Avoided religious school controversy


Tags: Excerpts from the Windmill

WATERLOO, Ontario – Veteran Waterloo-Kitchener Member of Provincial Parliament Elizabeth Witmer recently swept to her fifth straight victory in her electoral riding in the province’s heartland. In a campaign which locally was characterized as one fielding strong and well-known female candidates, the daughter of a Dutch immigrant family proved unbeatable.

Witmer would not say whether she would put in a bid to become the next Conservative leader if the party opts for a change of command, now that John Tory failed to gain a seat in the Provincial Parliament.
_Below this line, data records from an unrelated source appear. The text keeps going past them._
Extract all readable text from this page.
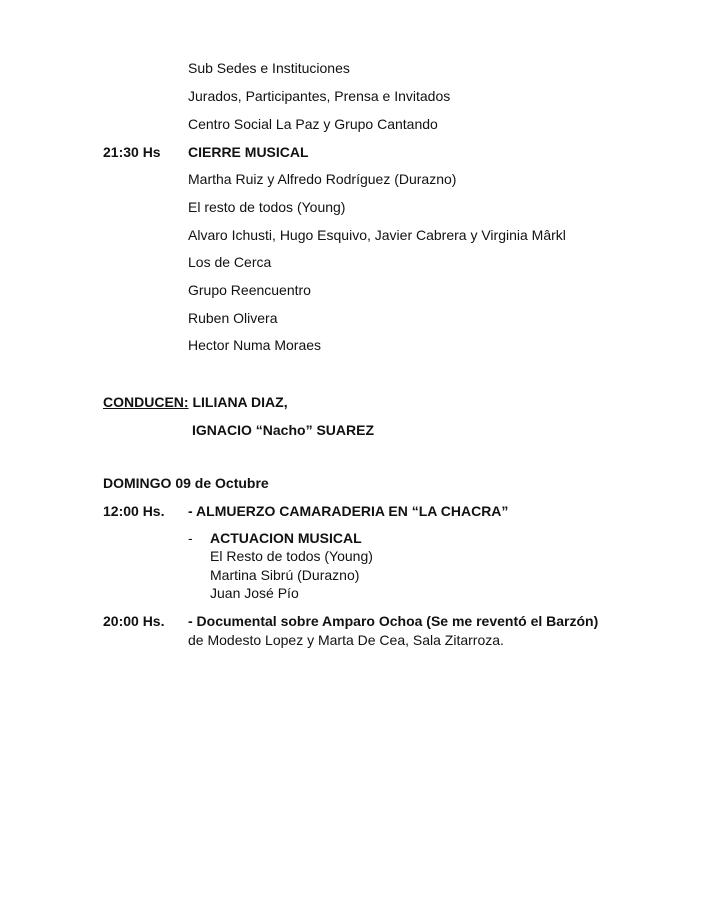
Sub Sedes e Instituciones
Jurados, Participantes, Prensa e Invitados
Centro Social La Paz y Grupo Cantando
21:30 Hs CIERRE MUSICAL
Martha Ruiz y Alfredo Rodríguez (Durazno)
El resto de todos (Young)
Alvaro Ichusti, Hugo Esquivo, Javier Cabrera y Virginia Mârkl
Los de Cerca
Grupo Reencuentro
Ruben Olivera
Hector Numa Moraes
CONDUCEN: LILIANA DIAZ,
IGNACIO “Nacho” SUAREZ
DOMINGO 09 de Octubre
12:00 Hs. - ALMUERZO CAMARADERIA EN “LA CHACRA”
- ACTUACION MUSICAL
El Resto de todos (Young)
Martina Sibrú (Durazno)
Juan José Pío
20:00 Hs. - Documental sobre Amparo Ochoa (Se me reventó el Barzón)
de Modesto Lopez y Marta De Cea, Sala Zitarroza.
The Dutch Canadian, who previously served in Conservative cabinets as Vice-Premier and held different key portfolios, largely stayed out of the campaign’s contentious debate on funding for private religious schools. Instead, she focused on a number of local issues.

Witmer started her career as a high school teacher, and served initially as a member and subsequently as chair of the Waterloo Region District School Board when in 1987 she entered provincial politics. In the Mike Harris and Ernie Eves Conservative cabinets she served as minister of labour, health, education and environment. In 2002 she ran for the Conservative leadership.

Elsewhere, Ernie Hardeman, MPP for Oxford took his small-c conservative riding for the third time in a row. A former agriculture minister, Hardeman owns a feed mill operation and served in municipal politics before heading off to Queen’s Park in Toronto.

Former Kingston mayor John Gerretsen, a Liberal cabinet minister at Municipal Affairs and Housing, was returned in his Eastern Ontario riding of Kingston and the Islands with 47 percent of the vote. Gerretsen first served as a city councillor, then as the longest-serving mayor in Kingston's history, and has been elected as a MPP for three consecutive terms.

Green Party leader Frank de Jong failed to gain a MPP seat. His party pulled eight percent of the popular vote.

Among the unsuccessful candidates of the Green Party and New Democrat Party were several of Dutch ancestry.